Waves on a vortex: rays, rings and resonances
Theo Torres, Antonin Coutant, Sam Dolan, Silke Weinfurtner

TL;DR
This paper investigates surface water wave scattering by vortices, revealing unstable orbits analogous to black hole light rings, and predicts observable resonances with potential experimental validation.
Contribution
It introduces a ray-tracing approach to identify vortex orbits analogous to black hole light rings and derives explicit formulas for their properties.
Findings
Existence of unstable co-rotating and counter-rotating orbits around vortices.
Derived an explicit formula for the critical orbit radius in deep water.

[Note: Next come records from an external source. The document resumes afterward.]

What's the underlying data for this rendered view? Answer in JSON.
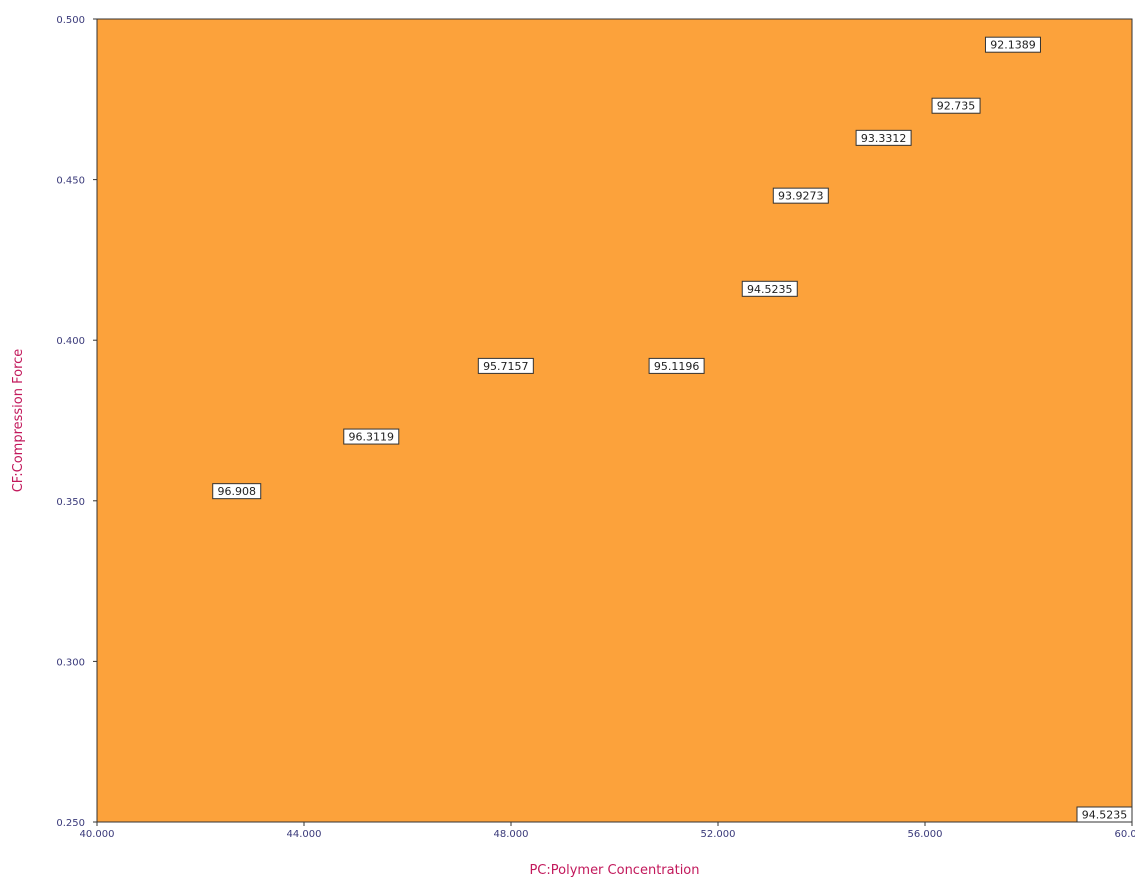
{
  "chart_data": {
    "type": "contour",
    "xlabel": "PC:Polymer Concentration",
    "ylabel": "CF:Compression Force",
    "xlim": [
      40,
      60
    ],
    "ylim": [
      0.25,
      0.5
    ],
    "x_ticks": [
      "40.000",
      "44.000",
      "48.000",
      "52.000",
      "56.000",
      "60.000"
    ],
    "y_ticks": [
      "0.250",
      "0.300",
      "0.350",
      "0.400",
      "0.450",
      "0.500"
    ],
    "contour_levels": [
      92.1389,
      92.735,
      93.3312,
      93.9273,
      94.5235,
      95.1196,
      95.7157,
      96.3119,
      96.908
    ],
    "band_colors": [
      "#cc00cc",
      "#b060d0",
      "#cc90dc",
      "#e6c6e0",
      "#fdf4dc",
      "#fde3b6",
      "#fdcb88",
      "#fdb55b",
      "#fca23b",
      "#fb8e0c"
    ],
    "contour_labels": [
      {
        "text": "92.1389",
        "x": 57.7,
        "y": 0.492
      },
      {
        "text": "92.735",
        "x": 56.6,
        "y": 0.473
      },
      {
        "text": "93.3312",
        "x": 55.2,
        "y": 0.463
      },
      {
        "text": "93.9273",
        "x": 53.6,
        "y": 0.445
      },
      {
        "text": "94.5235",
        "x": 53.0,
        "y": 0.416
      },
      {
        "text": "95.1196",
        "x": 51.2,
        "y": 0.392
      },
      {
        "text": "95.7157",
        "x": 47.9,
        "y": 0.392
      },
      {
        "text": "96.3119",
        "x": 45.3,
        "y": 0.37
      },
      {
        "text": "96.908",
        "x": 42.7,
        "y": 0.353
      },
      {
        "text": "94.5235",
        "x": 59.6,
        "y": 0.252
      }
    ]
  }
}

Predicted a discrete set of damped resonances that can be observed experimentally.
Abstract
We study the scattering of surface water waves with irrotational draining vortices. At small depth, this system is a mathematical analogue of a rotating black hole and can be used to mimic some of its peculiar phenomenon. Using ray-tracing methods, we exhibit the existence of unstable orbits around vortices at arbitrary depth. These orbits are the analogue of the light rings of a black hole. We show that these orbits come in pairs, one co-rotating and one counter-rotating, at a critical radius that varies with the frequency. We derived an explicit formula for this radius in the deep water regime. Our method is validated by comparison with recent experimental data from a wavetank experiment. We finally argue that these rings will generate a discrete set of damped resonances that we characterize and that could possibly be observed in future experiments.